After struggling quite a bit (this process doesn't seem to be documented anywhere), I created a procedure to update FreeIPA with a signed commercial certificate post-install. This example uses a free StartSSL certificate, but the instructions should be similar for any other certificate.

Note: Replace all instances of example.com, ipa.example.com and client.example.com with your own host names.

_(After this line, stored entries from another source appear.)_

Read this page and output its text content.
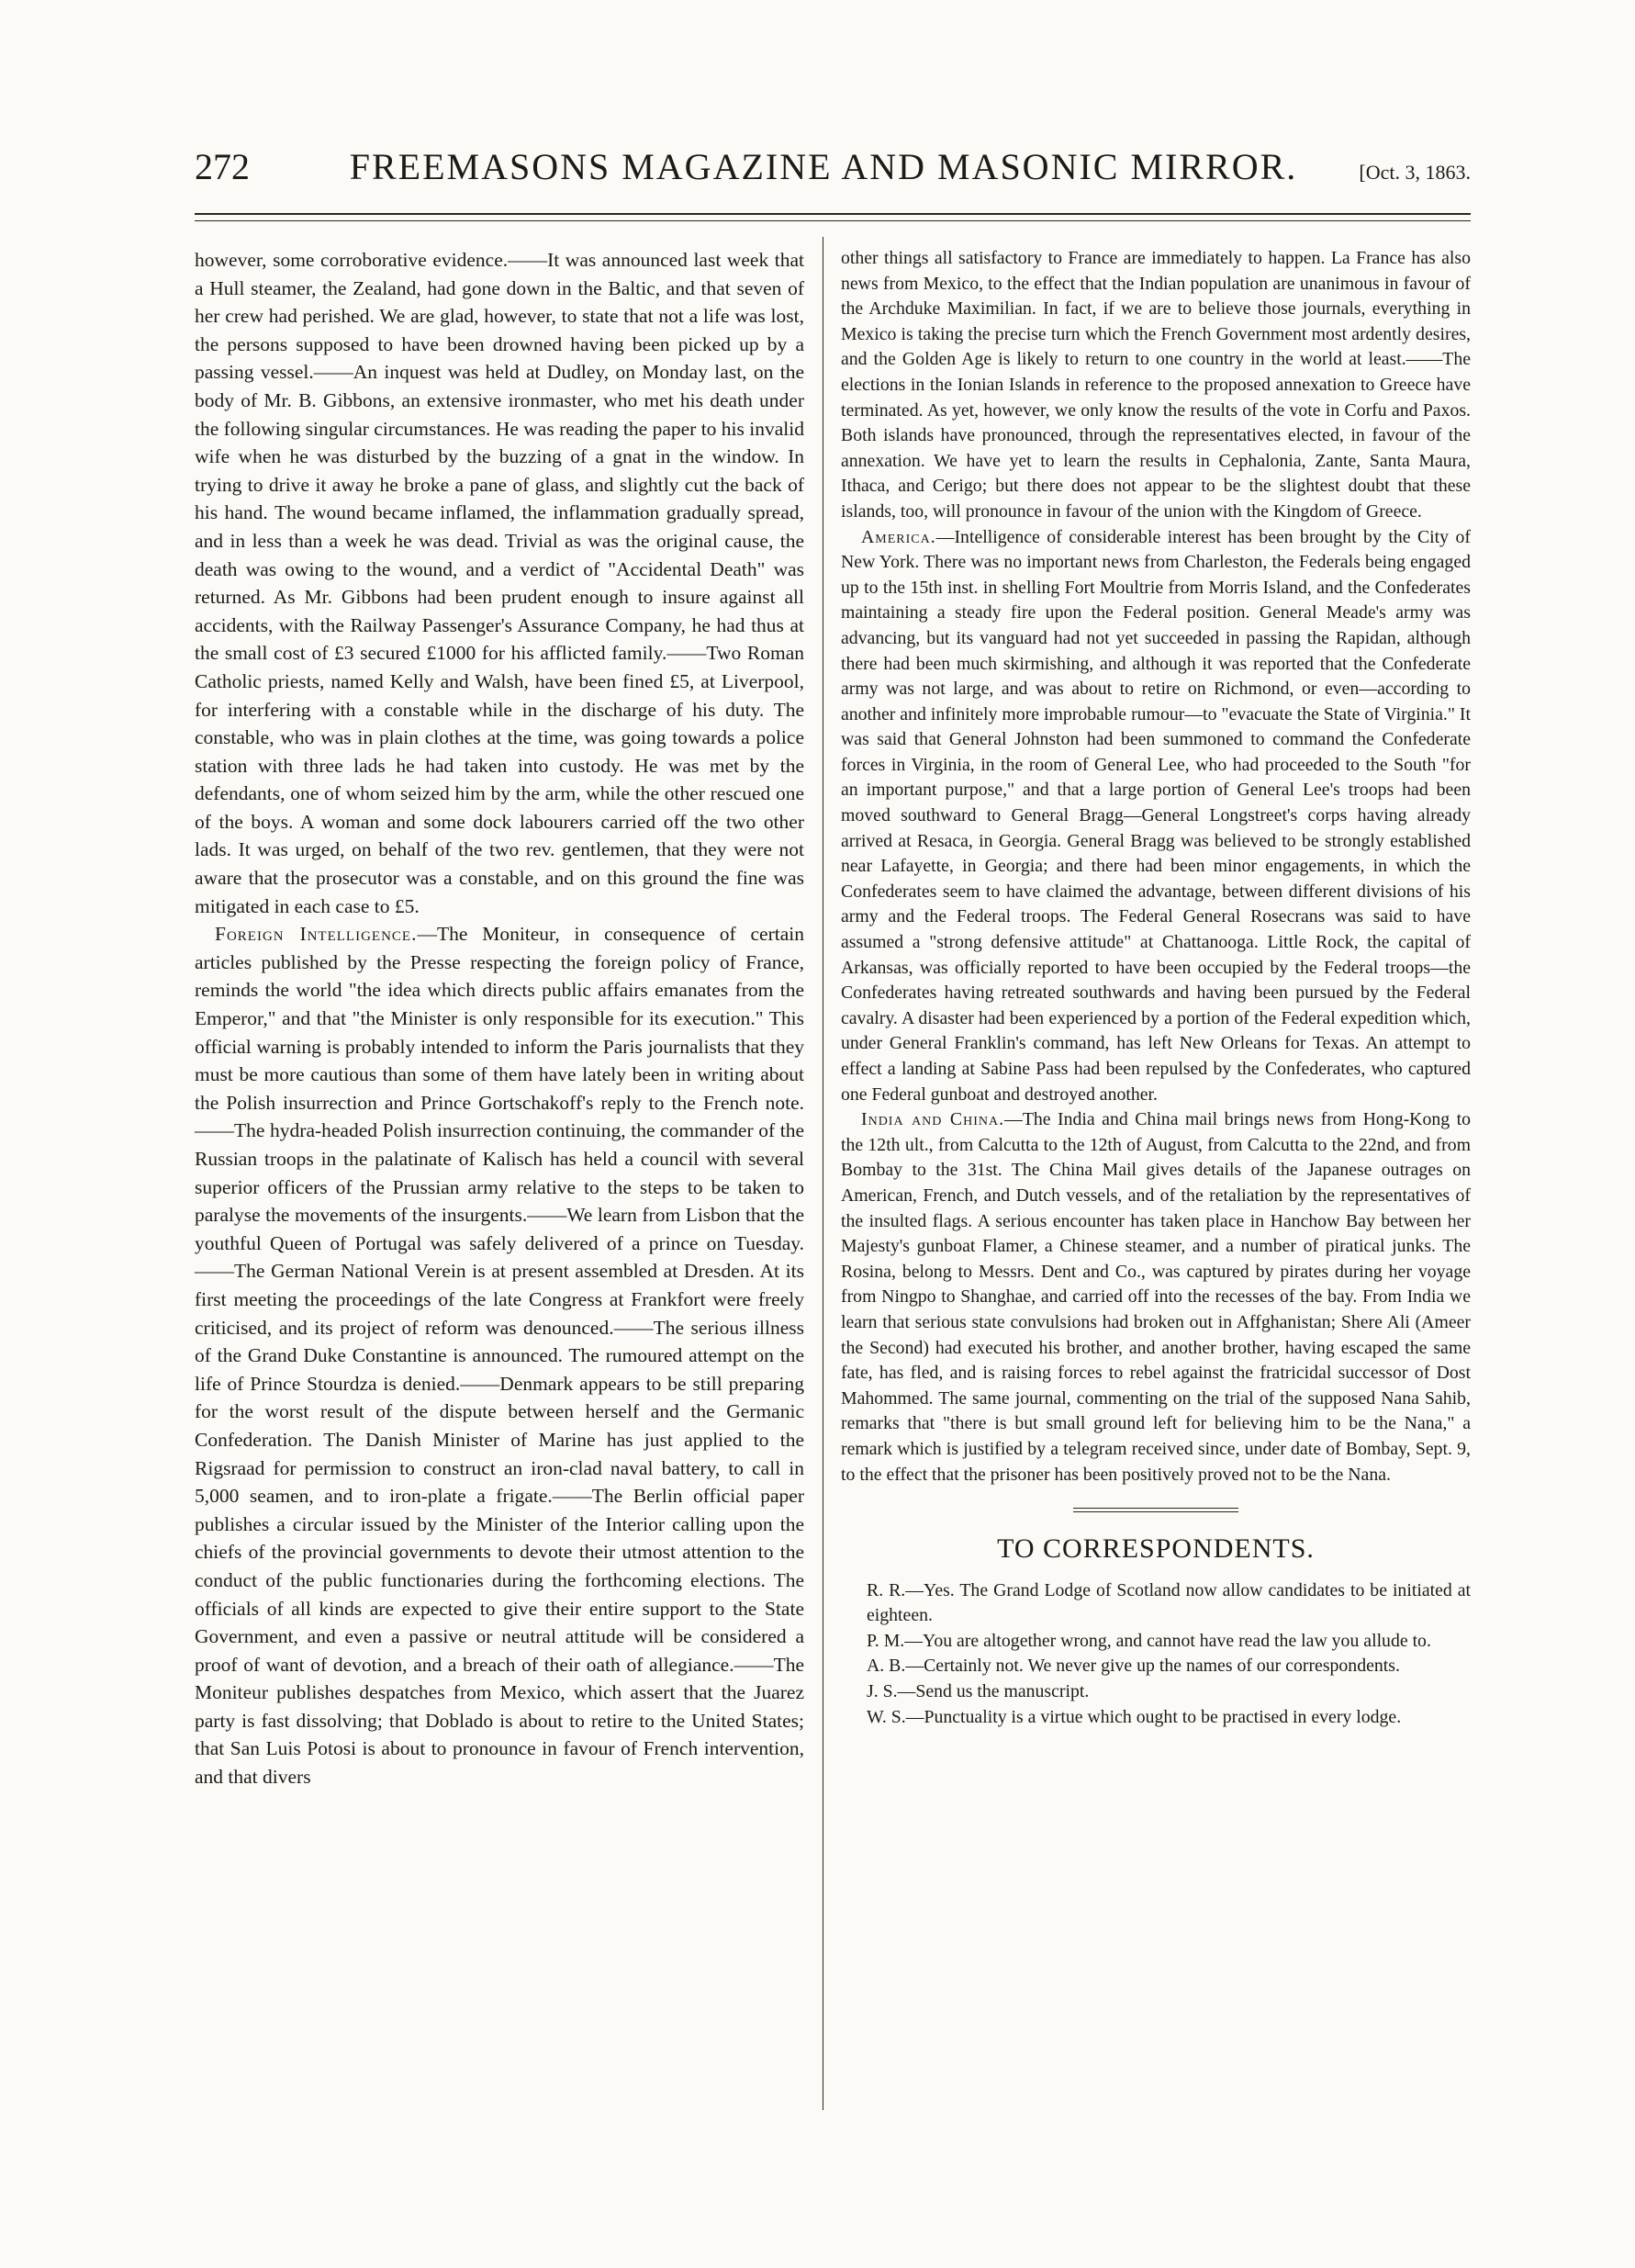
272	FREEMASONS MAGAZINE AND MASONIC MIRROR.	[Oct. 3, 1863.

however, some corroborative evidence.——It was announced last week that a Hull steamer, the Zealand, had gone down in the Baltic, and that seven of her crew had perished. We are glad, however, to state that not a life was lost, the persons supposed to have been drowned having been picked up by a passing vessel.——An inquest was held at Dudley, on Monday last, on the body of Mr. B. Gibbons, an extensive ironmaster, who met his death under the following singular circumstances. He was reading the paper to his invalid wife when he was disturbed by the buzzing of a gnat in the window. In trying to drive it away he broke a pane of glass, and slightly cut the back of his hand. The wound became inflamed, the inflammation gradually spread, and in less than a week he was dead. Trivial as was the original cause, the death was owing to the wound, and a verdict of "Accidental Death" was returned. As Mr. Gibbons had been prudent enough to insure against all accidents, with the Railway Passenger's Assurance Company, he had thus at the small cost of £3 secured £1000 for his afflicted family.——Two Roman Catholic priests, named Kelly and Walsh, have been fined £5, at Liverpool, for interfering with a constable while in the discharge of his duty. The constable, who was in plain clothes at the time, was going towards a police station with three lads he had taken into custody. He was met by the defendants, one of whom seized him by the arm, while the other rescued one of the boys. A woman and some dock labourers carried off the two other lads. It was urged, on behalf of the two rev. gentlemen, that they were not aware that the prosecutor was a constable, and on this ground the fine was mitigated in each case to £5.

Foreign Intelligence.—The Moniteur, in consequence of certain articles published by the Presse respecting the foreign policy of France, reminds the world "the idea which directs public affairs emanates from the Emperor," and that "the Minister is only responsible for its execution." This official warning is probably intended to inform the Paris journalists that they must be more cautious than some of them have lately been in writing about the Polish insurrection and Prince Gortschakoff's reply to the French note.——The hydra-headed Polish insurrection continuing, the commander of the Russian troops in the palatinate of Kalisch has held a council with several superior officers of the Prussian army relative to the steps to be taken to paralyse the movements of the insurgents.——We learn from Lisbon that the youthful Queen of Portugal was safely delivered of a prince on Tuesday.——The German National Verein is at present assembled at Dresden. At its first meeting the proceedings of the late Congress at Frankfort were freely criticised, and its project of reform was denounced.——The serious illness of the Grand Duke Constantine is announced. The rumoured attempt on the life of Prince Stourdza is denied.——Denmark appears to be still preparing for the worst result of the dispute between herself and the Germanic Confederation. The Danish Minister of Marine has just applied to the Rigsraad for permission to construct an iron-clad naval battery, to call in 5,000 seamen, and to iron-plate a frigate.——The Berlin official paper publishes a circular issued by the Minister of the Interior calling upon the chiefs of the provincial governments to devote their utmost attention to the conduct of the public functionaries during the forthcoming elections. The officials of all kinds are expected to give their entire support to the State Government, and even a passive or neutral attitude will be considered a proof of want of devotion, and a breach of their oath of allegiance.——The Moniteur publishes despatches from Mexico, which assert that the Juarez party is fast dissolving; that Doblado is about to retire to the United States; that San Luis Potosi is about to pronounce in favour of French intervention, and that divers

other things all satisfactory to France are immediately to happen. La France has also news from Mexico, to the effect that the Indian population are unanimous in favour of the Archduke Maximilian. In fact, if we are to believe those journals, everything in Mexico is taking the precise turn which the French Government most ardently desires, and the Golden Age is likely to return to one country in the world at least.——The elections in the Ionian Islands in reference to the proposed annexation to Greece have terminated. As yet, however, we only know the results of the vote in Corfu and Paxos. Both islands have pronounced, through the representatives elected, in favour of the annexation. We have yet to learn the results in Cephalonia, Zante, Santa Maura, Ithaca, and Cerigo; but there does not appear to be the slightest doubt that these islands, too, will pronounce in favour of the union with the Kingdom of Greece.

America.—Intelligence of considerable interest has been brought by the City of New York. There was no important news from Charleston, the Federals being engaged up to the 15th inst. in shelling Fort Moultrie from Morris Island, and the Confederates maintaining a steady fire upon the Federal position. General Meade's army was advancing, but its vanguard had not yet succeeded in passing the Rapidan, although there had been much skirmishing, and although it was reported that the Confederate army was not large, and was about to retire on Richmond, or even—according to another and infinitely more improbable rumour—to "evacuate the State of Virginia." It was said that General Johnston had been summoned to command the Confederate forces in Virginia, in the room of General Lee, who had proceeded to the South "for an important purpose," and that a large portion of General Lee's troops had been moved southward to General Bragg—General Longstreet's corps having already arrived at Resaca, in Georgia. General Bragg was believed to be strongly established near Lafayette, in Georgia; and there had been minor engagements, in which the Confederates seem to have claimed the advantage, between different divisions of his army and the Federal troops. The Federal General Rosecrans was said to have assumed a "strong defensive attitude" at Chattanooga. Little Rock, the capital of Arkansas, was officially reported to have been occupied by the Federal troops—the Confederates having retreated southwards and having been pursued by the Federal cavalry. A disaster had been experienced by a portion of the Federal expedition which, under General Franklin's command, has left New Orleans for Texas. An attempt to effect a landing at Sabine Pass had been repulsed by the Confederates, who captured one Federal gunboat and destroyed another.

India and China.—The India and China mail brings news from Hong-Kong to the 12th ult., from Calcutta to the 12th of August, from Calcutta to the 22nd, and from Bombay to the 31st. The China Mail gives details of the Japanese outrages on American, French, and Dutch vessels, and of the retaliation by the representatives of the insulted flags. A serious encounter has taken place in Hanchow Bay between her Majesty's gunboat Flamer, a Chinese steamer, and a number of piratical junks. The Rosina, belong to Messrs. Dent and Co., was captured by pirates during her voyage from Ningpo to Shanghae, and carried off into the recesses of the bay. From India we learn that serious state convulsions had broken out in Affghanistan; Shere Ali (Ameer the Second) had executed his brother, and another brother, having escaped the same fate, has fled, and is raising forces to rebel against the fratricidal successor of Dost Mahommed. The same journal, commenting on the trial of the supposed Nana Sahib, remarks that "there is but small ground left for believing him to be the Nana," a remark which is justified by a telegram received since, under date of Bombay, Sept. 9, to the effect that the prisoner has been positively proved not to be the Nana.

TO CORRESPONDENTS.

R. R.—Yes. The Grand Lodge of Scotland now allow candidates to be initiated at eighteen.

P. M.—You are altogether wrong, and cannot have read the law you allude to.

A. B.—Certainly not. We never give up the names of our correspondents.

J. S.—Send us the manuscript.

W. S.—Punctuality is a virtue which ought to be practised in every lodge.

First, stop your IPA server:

service ipa stop

Concatenate your signed cert & CA pem:

cat ~/ipa.example.com.crt ~/sub.class1.server.ca.pem > ~/ipa.example.com.pem

Make a p12 certificate:

openssl pkcs12 -export -in ~/ipa.example.com.pem -inkey ~/ipa.example.com.key -out ~/ipa.example.com.p12 -name ipa.example.com

Add the p12 to Apache's alias database:

pk12util -i ~/ipa.example.com.p12 -d /etc/httpd/alias

Install the p12 cert:

ipa-server-certinstall -w --http_pin=PASSWORD ~/ipa.example.com.p12
ipa-server-certinstall -d --dirsrv_pin=PASSWORD ~/ipa.example.com.p12

To add the new CA to the PKI db, you must first retrieve a password:

grep internal /var/lib/pki-ca/conf/password.conf
certutil -A -d /var/lib/pki-ca/alias -n 'caSigningCert cert-pki-ca' -t CT,C,C -a -i ~/sub.class1.server.ca.pem

Add the CA to Apache's alias db:

certutil -A -d /etc/httpd/alias -n 'EXAMPLE.COM IPA CA' -t CT,C,C -a -i ~/sub.class1.server.ca.pem

Add the CA to the LDAP db for your realm, but first you'll need a password:

cat /etc/dirsrv/slapd-EXAMPLE-COM/pwdfile.txt
certutil -A -d /etc/dirsrv/slapd-EXAMPLE-COM -n 'EXAMPLE.COM IPA CA' -t CT,C,C -a -i ~/sub.class1.server.ca.pem

Add the CA to the LDAP db for PKI IPA, and again you'll need a password:

cat /etc/dirsrv/slapd-PKI-IPA/pwdfile.txt
certutil -A -d /etc/dirsrv/slapd-PKI-IPA -n 'EXAMPLE.COM IPA CA' -t CT,C,C -a -i ~/sub.class1.server.ca.pem

Add the CA to the NSS db:

certutil -A -d /etc/pki/nssdb -n 'EXAMPLE.COM IPA CA' -t CT,C,C -a -i ~/sub.class1.server.ca.pem

Update the CA cert on the filesystem:

cat ~/ipa.example.com.pem > /usr/share/ipa/html/ca.crt
cp ~/sub.class1.server.ca.pem /etc/ipa/ca.crt

Start your IPA server:

service ipa start

Convert the CA to the DER format and add it to LDAP:

openssl x509 -outform DER -in ~/sub.class1.server.ca.pem -out /tmp/ipa.der
kinit admin
ldapmodify -Y GSSAPI
dn: cn=CAcert,cn=ipa,cn=etc,dc=example,dc=com
changetype: modify
replace: cacertificate;binary
cacertificate;binary:<file:///tmp/ipa.der

[press ctrl+d to save your changes]

If you have any existing clients, you will need to remove them from the realm and re-add them. This is complicated by the fact that the clients' CAs will not match the one you just installed. Once again, FreeIPA's documented process of copying the CA to the clients does not work. Here's how to do it:

On the server, for each client:

ldapmodify -Y GSSAPI
dn: fqdn=client.example.com,cn=computers,cn=accounts,dc=example,dc=com
changetype: modify
delete: userCertificate

[press ctrl+d to save your changes]

ipa del-host --updatedns client.example.com

On each client (you will be prompted to reboot after the uininstall, but you don't need to):

ipa-client-install --uninstall
ipa-client-install

That's it! Sit back and enjoy your valid, commercially signed SSL certificate and CA!